Strategies are tested on unseen out-of-sample data to evaluate whether performance holds beyond the original data set.

A strong approach uses data ranges that include different market regimes in both in-sample and out-of-sample periods (bull, bear, high volatility, low volatility).

Monte Carlo Stress Testing

Trade sequences are reshuffled to simulate worst-case execution paths.

Monte Carlo testing reveals:

  • Realistic maximum drawdowns
  • Worst-case consecutive loss sequences
  • Equity curve instability under adverse conditions

Monte Carlo drawdown is treated as more important than standard backtest drawdown and is used to set realistic expectations.

This also helps hold confidence during live losing streaks. If Monte Carlo testing shows a strategy can experience a certain number of consecutive losses, the strategy is not abandoned simply because that sequence occurs in live trading.

Cross-Market & Timeframe Testing

Strategies may be tested across:

  • Different instruments
  • Different markets
  • Different timeframes

This ensures the logic is not dependent on a single environment.

Workflow Automation

An automated workflow is used to:

  • Generate thousands of strategies
  • Apply robustness tests sequentially
  • Reduce large strategy sets into a small pool of live-ready candidates

It is common for thousands of strategies to be reduced to a few dozen viable systems.
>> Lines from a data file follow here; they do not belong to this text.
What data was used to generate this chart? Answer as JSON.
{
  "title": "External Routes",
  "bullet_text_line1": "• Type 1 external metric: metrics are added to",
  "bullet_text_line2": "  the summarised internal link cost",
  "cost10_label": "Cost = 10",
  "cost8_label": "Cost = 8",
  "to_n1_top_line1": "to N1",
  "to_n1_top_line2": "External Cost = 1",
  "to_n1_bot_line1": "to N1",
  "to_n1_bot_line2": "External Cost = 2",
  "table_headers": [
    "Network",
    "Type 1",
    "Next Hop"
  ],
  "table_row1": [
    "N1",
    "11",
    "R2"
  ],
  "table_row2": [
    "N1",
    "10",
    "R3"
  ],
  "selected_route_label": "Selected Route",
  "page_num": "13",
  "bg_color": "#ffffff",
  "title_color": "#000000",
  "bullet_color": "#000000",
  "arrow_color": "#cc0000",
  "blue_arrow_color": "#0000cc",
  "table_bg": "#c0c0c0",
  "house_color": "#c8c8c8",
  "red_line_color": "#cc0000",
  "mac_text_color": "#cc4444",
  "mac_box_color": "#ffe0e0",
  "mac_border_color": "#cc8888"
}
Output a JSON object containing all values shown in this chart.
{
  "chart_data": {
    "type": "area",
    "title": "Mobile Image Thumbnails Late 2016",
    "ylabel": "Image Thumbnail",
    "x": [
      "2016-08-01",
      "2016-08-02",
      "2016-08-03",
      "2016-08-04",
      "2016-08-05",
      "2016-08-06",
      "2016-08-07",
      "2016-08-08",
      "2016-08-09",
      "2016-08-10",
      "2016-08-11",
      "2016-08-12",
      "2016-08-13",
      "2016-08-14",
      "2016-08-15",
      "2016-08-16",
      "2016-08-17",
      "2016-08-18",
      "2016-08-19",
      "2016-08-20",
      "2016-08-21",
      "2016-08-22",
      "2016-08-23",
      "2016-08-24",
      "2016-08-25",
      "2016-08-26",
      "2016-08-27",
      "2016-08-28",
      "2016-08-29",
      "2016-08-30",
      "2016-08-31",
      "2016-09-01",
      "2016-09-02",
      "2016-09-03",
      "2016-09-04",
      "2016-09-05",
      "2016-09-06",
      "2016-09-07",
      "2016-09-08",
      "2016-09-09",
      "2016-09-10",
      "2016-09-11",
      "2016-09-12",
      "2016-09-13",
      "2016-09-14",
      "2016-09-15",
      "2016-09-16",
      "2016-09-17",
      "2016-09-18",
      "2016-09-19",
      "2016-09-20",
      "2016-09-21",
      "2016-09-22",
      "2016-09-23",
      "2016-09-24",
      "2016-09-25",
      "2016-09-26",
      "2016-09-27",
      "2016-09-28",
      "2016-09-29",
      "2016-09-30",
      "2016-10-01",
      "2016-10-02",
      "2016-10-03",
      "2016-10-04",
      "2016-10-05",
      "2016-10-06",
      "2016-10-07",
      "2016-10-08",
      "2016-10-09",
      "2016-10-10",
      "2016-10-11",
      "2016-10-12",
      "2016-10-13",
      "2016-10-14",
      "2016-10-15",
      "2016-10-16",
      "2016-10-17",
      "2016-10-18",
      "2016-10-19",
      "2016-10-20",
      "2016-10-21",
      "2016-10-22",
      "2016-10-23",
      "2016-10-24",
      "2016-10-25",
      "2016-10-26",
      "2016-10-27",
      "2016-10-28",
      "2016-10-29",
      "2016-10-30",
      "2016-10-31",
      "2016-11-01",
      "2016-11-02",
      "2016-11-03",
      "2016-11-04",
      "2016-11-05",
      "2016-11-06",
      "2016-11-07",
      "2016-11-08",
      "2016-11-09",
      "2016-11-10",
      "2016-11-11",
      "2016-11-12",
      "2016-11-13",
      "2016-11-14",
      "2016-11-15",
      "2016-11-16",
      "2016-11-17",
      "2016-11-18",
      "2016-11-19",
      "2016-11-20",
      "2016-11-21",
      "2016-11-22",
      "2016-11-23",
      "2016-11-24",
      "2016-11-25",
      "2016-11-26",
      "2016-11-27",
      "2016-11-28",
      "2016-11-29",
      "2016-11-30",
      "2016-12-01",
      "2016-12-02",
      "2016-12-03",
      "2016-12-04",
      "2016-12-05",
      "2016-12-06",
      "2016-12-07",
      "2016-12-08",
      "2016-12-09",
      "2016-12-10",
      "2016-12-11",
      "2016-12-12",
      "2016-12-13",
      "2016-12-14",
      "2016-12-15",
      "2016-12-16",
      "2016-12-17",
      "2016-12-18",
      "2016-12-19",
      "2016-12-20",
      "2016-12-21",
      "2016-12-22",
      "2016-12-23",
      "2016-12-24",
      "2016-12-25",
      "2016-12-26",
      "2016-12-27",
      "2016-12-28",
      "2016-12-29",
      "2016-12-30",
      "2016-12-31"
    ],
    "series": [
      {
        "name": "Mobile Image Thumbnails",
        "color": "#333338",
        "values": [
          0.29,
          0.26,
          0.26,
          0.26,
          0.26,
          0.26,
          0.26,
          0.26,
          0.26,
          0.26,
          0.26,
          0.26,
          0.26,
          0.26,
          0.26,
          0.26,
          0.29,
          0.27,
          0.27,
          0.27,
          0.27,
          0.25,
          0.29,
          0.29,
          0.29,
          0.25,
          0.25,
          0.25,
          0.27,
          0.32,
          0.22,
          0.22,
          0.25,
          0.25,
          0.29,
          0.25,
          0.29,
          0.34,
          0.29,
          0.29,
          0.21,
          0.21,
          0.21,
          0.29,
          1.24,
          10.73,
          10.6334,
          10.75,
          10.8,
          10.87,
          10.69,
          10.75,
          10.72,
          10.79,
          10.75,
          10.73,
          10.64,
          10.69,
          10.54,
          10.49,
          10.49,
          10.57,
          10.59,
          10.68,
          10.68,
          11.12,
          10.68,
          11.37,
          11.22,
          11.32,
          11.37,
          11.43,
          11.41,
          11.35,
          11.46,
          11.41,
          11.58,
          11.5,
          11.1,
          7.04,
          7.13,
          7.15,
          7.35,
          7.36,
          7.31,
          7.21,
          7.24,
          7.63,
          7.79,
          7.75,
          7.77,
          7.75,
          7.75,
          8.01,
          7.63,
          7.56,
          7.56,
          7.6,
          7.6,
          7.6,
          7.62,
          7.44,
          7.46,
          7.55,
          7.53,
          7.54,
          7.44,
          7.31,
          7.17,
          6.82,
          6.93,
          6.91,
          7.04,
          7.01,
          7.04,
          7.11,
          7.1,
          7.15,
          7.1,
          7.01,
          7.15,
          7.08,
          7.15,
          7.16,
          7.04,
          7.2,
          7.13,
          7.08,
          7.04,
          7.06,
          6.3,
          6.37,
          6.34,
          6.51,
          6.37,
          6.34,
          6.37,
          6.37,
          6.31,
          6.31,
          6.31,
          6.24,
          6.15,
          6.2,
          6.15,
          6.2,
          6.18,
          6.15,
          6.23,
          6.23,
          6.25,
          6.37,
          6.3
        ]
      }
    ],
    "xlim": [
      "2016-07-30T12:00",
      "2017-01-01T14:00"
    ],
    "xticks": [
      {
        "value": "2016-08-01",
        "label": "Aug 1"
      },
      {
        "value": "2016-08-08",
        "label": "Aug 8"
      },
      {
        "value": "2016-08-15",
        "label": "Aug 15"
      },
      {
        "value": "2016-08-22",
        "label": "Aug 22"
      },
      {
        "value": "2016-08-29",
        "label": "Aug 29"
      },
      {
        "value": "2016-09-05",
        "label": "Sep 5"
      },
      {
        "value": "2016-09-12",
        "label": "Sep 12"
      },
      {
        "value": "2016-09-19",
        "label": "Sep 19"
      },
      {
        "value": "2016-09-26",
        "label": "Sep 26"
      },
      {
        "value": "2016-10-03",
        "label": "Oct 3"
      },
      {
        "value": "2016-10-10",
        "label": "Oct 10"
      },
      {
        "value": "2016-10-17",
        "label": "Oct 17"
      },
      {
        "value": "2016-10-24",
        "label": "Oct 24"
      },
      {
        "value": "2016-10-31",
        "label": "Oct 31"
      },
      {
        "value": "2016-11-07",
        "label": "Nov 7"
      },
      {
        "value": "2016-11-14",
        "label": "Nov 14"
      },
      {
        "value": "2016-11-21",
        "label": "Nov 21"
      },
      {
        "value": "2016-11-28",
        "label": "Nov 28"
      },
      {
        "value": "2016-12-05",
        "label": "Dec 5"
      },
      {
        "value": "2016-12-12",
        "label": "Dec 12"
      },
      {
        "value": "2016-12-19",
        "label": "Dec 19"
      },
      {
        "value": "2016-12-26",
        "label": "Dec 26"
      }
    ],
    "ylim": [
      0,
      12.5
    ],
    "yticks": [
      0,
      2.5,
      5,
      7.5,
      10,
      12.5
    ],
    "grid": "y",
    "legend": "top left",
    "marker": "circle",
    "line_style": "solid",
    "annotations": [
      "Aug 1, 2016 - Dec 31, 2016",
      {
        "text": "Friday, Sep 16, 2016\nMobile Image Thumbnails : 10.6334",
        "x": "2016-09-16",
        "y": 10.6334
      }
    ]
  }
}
Deployment & Capital Allocation
Code Export and Execution

Once a strategy passes all robustness tests:

  • Strategy code is exported
  • Code is compiled on the execution platform
  • The strategy trades automatically without discretionary intervention

Typical Capital Allocation

Typical capital allocation includes:

  • 5% to 25% of total account per strategy
  • Average loss maintained around 0.5% (or lower) of allocated capital
Portfolio Management & Rotation
Incubation Pool

A large number of strategies are always running in simulation. This incubation pool:

  • Identifies strategies performing well on new data
  • Provides ready replacements for underperforming live strategies

Strategy Benching Rules

A strategy is not removed after short-term underperformance.

Action is taken when:

  • Drawdown approaches expected maximum levels, or
  • Underperformance persists for an extended period

Responses include:

  • Reducing position size significantly
  • Turning off live execution and returning the strategy to simulation

Benched strategies are not deleted and may return later.

Replacement Logic

When a live strategy is benched, it is replaced with a strategy from the incubation pool that is currently performing well. This keeps the portfolio adaptive and systematic.

Ensemble / Voting System Scaling

When multiple independent strategies using different logic align in the same direction:

  • Volume-based logic aligns
  • Price-action logic aligns
  • Mean-reversion or breakout logic aligns

Overall exposure may be increased, as aligned signals indicate higher-quality opportunities.

Universe-Based Strategy Variant

Instead of trading a single instrument, strategies may operate across a universe of stocks.

The process includes:

  • Applying filters (trend, price thresholds, volume thresholds, etc.)
  • Creating a shortlist of qualifying stocks
  • Ranking candidates using a scoring metric (e.g., rate of change over a fixed period)
  • Executing trades only on the top-ranked instruments while respecting position limits

Strategy Summary

This strategy prioritizes process over prediction.

It assumes that:

  • Most strategies will fail
  • Drawdowns are unavoidable
  • Market conditions will change

Long-term consistency is achieved through:

  • Robust system design
  • Risk-adjusted evaluation
  • Controlled exposure
  • Portfolio diversification
  • Continuous replacement of failing strategies

Individual strategy failure is expected. Performance is driven by disciplined execution of the process over time.